110(警察)や119(消防)でも対応してくれますが、結局は海上保安庁に引き継がれることになります。現場の状況の聞き取りなどでロスが生まれると対応が遅れてしまいますので、覚えているのであればなるべく118にかけましょう。
近くの船に声をかける
近くを通る船があったら声をかけてみましょう。
海でおぼれていたり遭難していたりする人の救助は動力船の船長の義務になっています。小型船舶免許の講習では海難事故に遭った人を船の上に引き上げる訓練も必ず行っています。
遭難した人の救助などのニュースを見ても「近くを通りかかった漁船が発見し」というケースをよく耳にします。
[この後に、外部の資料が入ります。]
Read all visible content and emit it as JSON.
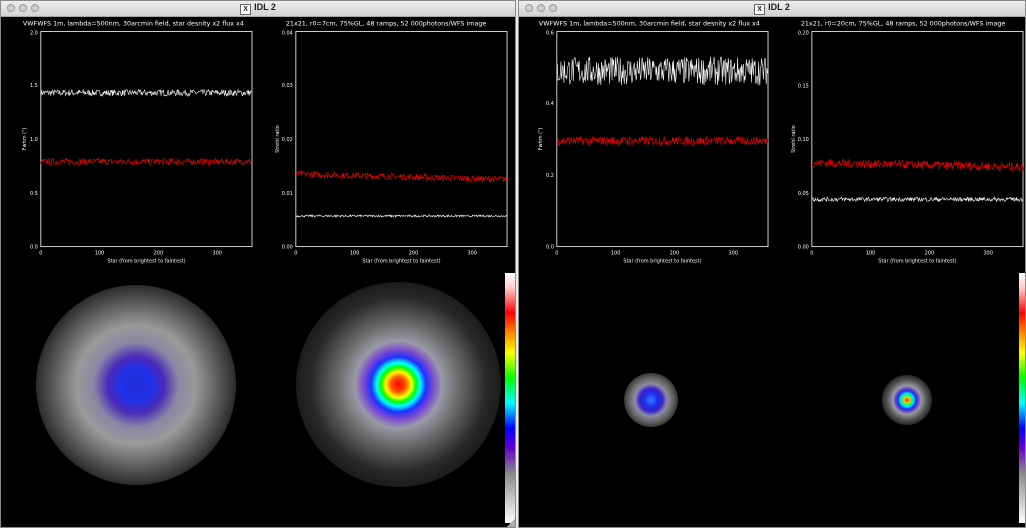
{
  "windows": [
    {
      "title": "IDL 2",
      "left_plot": {
        "title": "VWFWFS 1m, lambda=500nm, 30arcmin field, star desnity x2 flux x4",
        "xlabel": "Star (from brightest to faintest)",
        "ylabel": "Fwhm (\")",
        "yticks": [
          "0.0",
          "0.5",
          "1.0",
          "1.5",
          "2.0"
        ],
        "xticks": [
          "0",
          "100",
          "200",
          "300"
        ]
      },
      "right_plot": {
        "title": "21x21, r0=7cm, 75%GL, 48 ramps, 52 000photons/WFS image",
        "xlabel": "Star (from brightest to faintest)",
        "ylabel": "Strehl ratio",
        "yticks": [
          "0.00",
          "0.01",
          "0.02",
          "0.03",
          "0.04"
        ],
        "xticks": [
          "0",
          "100",
          "200",
          "300"
        ]
      }
    },
    {
      "title": "IDL 2",
      "left_plot": {
        "title": "VWFWFS 1m, lambda=500nm, 30arcmin field, star desnity x2 flux x4",
        "xlabel": "Star (from brightest to faintest)",
        "ylabel": "Fwhm (\")",
        "yticks": [
          "0.0",
          "0.2",
          "0.4",
          "0.6"
        ],
        "xticks": [
          "0",
          "100",
          "200",
          "300"
        ]
      },
      "right_plot": {
        "title": "21x21, r0=20cm, 75%GL, 48 ramps, 52 000photons/WFS image",
        "xlabel": "Star (from brightest to faintest)",
        "ylabel": "Strehl ratio",
        "yticks": [
          "0.00",
          "0.05",
          "0.10",
          "0.15",
          "0.20"
        ],
        "xticks": [
          "0",
          "100",
          "200",
          "300"
        ]
      }
    }
  ],
  "chart_data": [
    {
      "type": "line",
      "window": 1,
      "ylim": [
        0,
        2.0
      ],
      "xlim": [
        0,
        360
      ],
      "series": [
        {
          "color": "#ffffff",
          "level": 1.43,
          "noise": 0.03
        },
        {
          "color": "#ff0000",
          "level": 0.79,
          "noise": 0.03
        }
      ]
    },
    {
      "type": "line",
      "window": 1,
      "ylim": [
        0,
        0.04
      ],
      "xlim": [
        0,
        360
      ],
      "series": [
        {
          "color": "#ff0000",
          "level": 0.0135,
          "noise": 0.0006,
          "trend": -0.001
        },
        {
          "color": "#ffffff",
          "level": 0.0057,
          "noise": 0.0002
        }
      ]
    },
    {
      "type": "line",
      "window": 2,
      "ylim": [
        0,
        0.6
      ],
      "xlim": [
        0,
        360
      ],
      "series": [
        {
          "color": "#ffffff",
          "level": 0.49,
          "noise": 0.04
        },
        {
          "color": "#ff0000",
          "level": 0.295,
          "noise": 0.012
        }
      ]
    },
    {
      "type": "line",
      "window": 2,
      "ylim": [
        0,
        0.2
      ],
      "xlim": [
        0,
        360
      ],
      "series": [
        {
          "color": "#ff0000",
          "level": 0.078,
          "noise": 0.004,
          "trend": -0.004
        },
        {
          "color": "#ffffff",
          "level": 0.044,
          "noise": 0.002
        }
      ]
    }
  ],
  "colors": {
    "window_bg": "#000000",
    "axis": "#ffffff",
    "series_red": "#ff0000",
    "series_white": "#ffffff"
  }
}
海上保安庁の到着を待っていると間に合わなくなることもあります。ためらわず声をかけましょう。
落ち着いて騒がずにおとなしく待つ
帰還不能になった場合、まずは深呼吸して落ち着きましょう。携帯が使えるのかとか、陸を見渡し、今どこにいるのかなどを観察しましょう。
落水した場合も、ライフジャケットを着ているのなら沈む心配はありません。騒いでしまうと体力を使ってしまい、生存率を下げてしまいます。ちゃんとカヤック・SUPに復帰できるのか、近くに人がいないかなどを確認しましょう。
まとめ
カヤック・SUPについての危険性と安全対策についてご紹介しました。
カヤックやSUP(そして書いていませんがレンタルボートなどのすべての手漕ぎ船全般)の危険を避けるには高額なグッズが必要だということではありません。そうではなく、海や船に関する少しだけ踏み込んだ知識が必要なだけです。
注意しなければいけないのは、海のレジャーというのは、準備や装備が不十分な状態でも、海が穏やかで運がよければ普通に戻ってこれてしまう点。それで「意外とこれだけでも安全だったな」と油断してしまうのです。しかし、その油断が事故の元になります。
カヤック・SUPをやる方は普段から事故情報や天気の情報などを積極的に収集し、常に「知識をアップデートする」努力を怠らないようにしましょう。
繰り返しますが、海の危険性や安全対策、ルールなどを理解していればカヤック・SUPはとても楽しいアクティビティです。ここでの知識も参考に、安全なカヤック・SUPライフをお楽しみください。